* * * * *

That Jacqueline had been violently assaulted, carried off, and perhaps killed ruthlessly by this outlaw, who had so long vowed vengeance on her family, and whom Jacquot and I had both seen lurking in the grounds during the past week, seemed beyond all doubt. Of his extreme cunning, ingenuity, and of the length his daring and brutality could carry him, I had already had ample proof, and my heart sickened as imagination pictured the gentle, soft, and delicately nurtured Jacqueline, writhing and helpless in his felon hands.

The lamentations of Angelique and the female domestics were mingled with the oaths and maledictions of the men, who proceeded at once to arm themselves with muskets and pistols; and now it was that Madame de Bourgneuf, in her despair, was disposed to rely on me.

She pressed my hand in hers, and said, in a broken voice—

"Monsieur, if you ever loved my niece, as you say you do, aid in her rescue from this demon!"

I returned the pressure in silence, and was making preparation to scour the roads and thickets which covered all the district, when, amid our consternation, the tramp of horses was heard, and the Chevalier de Boisguiller, accompanied by twelve hussars, rode hurriedly up to the gate.

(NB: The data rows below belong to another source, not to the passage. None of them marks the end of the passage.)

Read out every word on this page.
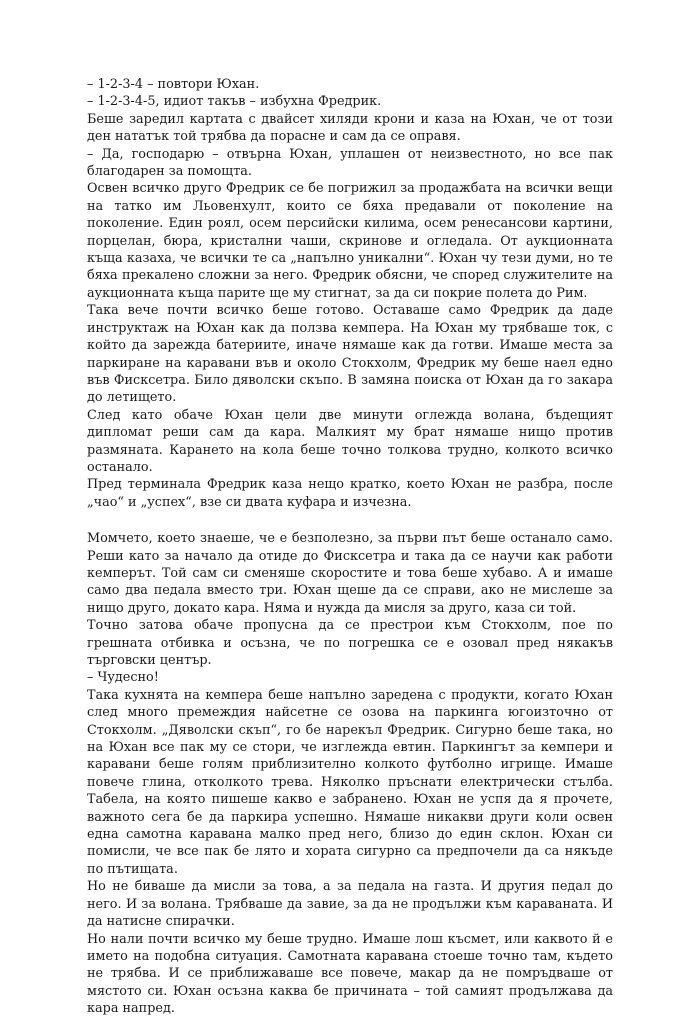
– 1-2-3-4 – повтори Юхан.

– 1-2-3-4-5, идиот такъв – избухна Фредрик.

Беше заредил картата с двайсет хиляди крони и каза на Юхан, че от този ден нататък той трябва да порасне и сам да се оправя.

– Да, господарю – отвърна Юхан, уплашен от неизвестното, но все пак благодарен за помощта.

Освен всичко друго Фредрик се бе погрижил за продажбата на всички вещи на татко им Льовенхулт, които се бяха предавали от поколение на поколение. Един роял, осем персийски килима, осем ренесансови картини, порцелан, бюра, кристални чаши, скринове и огледала. От аукционната къща казаха, че всички те са „напълно уникални“. Юхан чу тези думи, но те бяха прекалено сложни за него. Фредрик обясни, че според служителите на аукционната къща парите ще му стигнат, за да си покрие полета до Рим.

Така вече почти всичко беше готово. Оставаше само Фредрик да даде инструктаж на Юхан как да ползва кемпера. На Юхан му трябваше ток, с който да зарежда батериите, иначе нямаше как да готви. Имаше места за паркиране на каравани във и около Стокхолм, Фредрик му беше нaел едно във Фисксетра. Било дяволски скъпо. В замяна поиска от Юхан да го закара до летището.

След като обаче Юхан цели две минути оглежда волана, бъдещият дипломат реши сам да кара. Малкият му брат нямаше нищо против размяната. Карането на кола беше точно толкова трудно, колкото всичко останало.

Пред терминала Фредрик каза нещо кратко, което Юхан не разбра, после „чао“ и „успех“, взе си двата куфара и изчезна.

Момчето, което знаеше, че е безполезно, за първи път беше останало само. Реши като за начало да отиде до Фисксетра и така да се научи как работи кемперът. Той сам си сменяше скоростите и това беше хубаво. А и имаше само два педала вместо три. Юхан щеше да се справи, ако не мислеше за нищо друго, докато кара. Няма и нужда да мисля за друго, каза си той.

Точно затова обаче пропусна да се престрои към Стокхолм, пое по грешната отбивка и осъзна, че по погрешка се е озовал пред някакъв търговски център.

– Чудесно!

Така кухнята на кемпера беше напълно заредена с продукти, когато Юхан след много премеждия найсетне се озова на паркинга югоизточно от Стокхолм. „Дяволски скъп“, го бе нарекъл Фредрик. Сигурно беше така, но на Юхан все пак му се стори, че изглежда евтин. Паркингът за кемпери и каравани беше голям приблизително колкото футболно игрище. Имаше повече глина, отколкото трева. Няколко пръснати електрически стълба. Табела, на която пишеше какво е забранено. Юхан не успя да я прочете, важното сега бе да паркира успешно. Нямаше никакви други коли освен една самотна каравана малко пред него, близо до един склон. Юхан си помисли, че все пак бе лято и хората сигурно са предпочели да са някъде по пътищата.

Но не биваше да мисли за това, а за педала на газта. И другия педал до него. И за волана. Трябваше да завие, за да не продължи към караваната. И да натисне спирачки.

Но нали почти всичко му беше трудно. Имаше лош късмет, или каквото й е името на подобна ситуация. Самотната каравана стоеше точно там, където не трябва. И се приближаваше все повече, макар да не помръдваше от мястото си. Юхан осъзна каква бе причината – той самият продължава да кара напред.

The countess was standing on the front door-steps of the chateau, pale, trembling, and her eyes red with weeping. Some ten men, including Urbain, the valets, gardeners, and grooms, stood around her, loading their arms, fixing and snapping their flints and lighting torches and lanterns, for darkness had long since set completely in.

The Chevalier dismounted, threw his bridle-reins to a hussar, and advancing to the countess, said, with a smiling bow—

"Peste! but I seem to have come at a critical time, madame. Has the lake been poached—the hen-roost robbed, or what, that you are preparing to take the field like a chatelaine of old?"

"Oh, chevalier, you have indeed come at a most critical time. Heaven itself must have sent you!"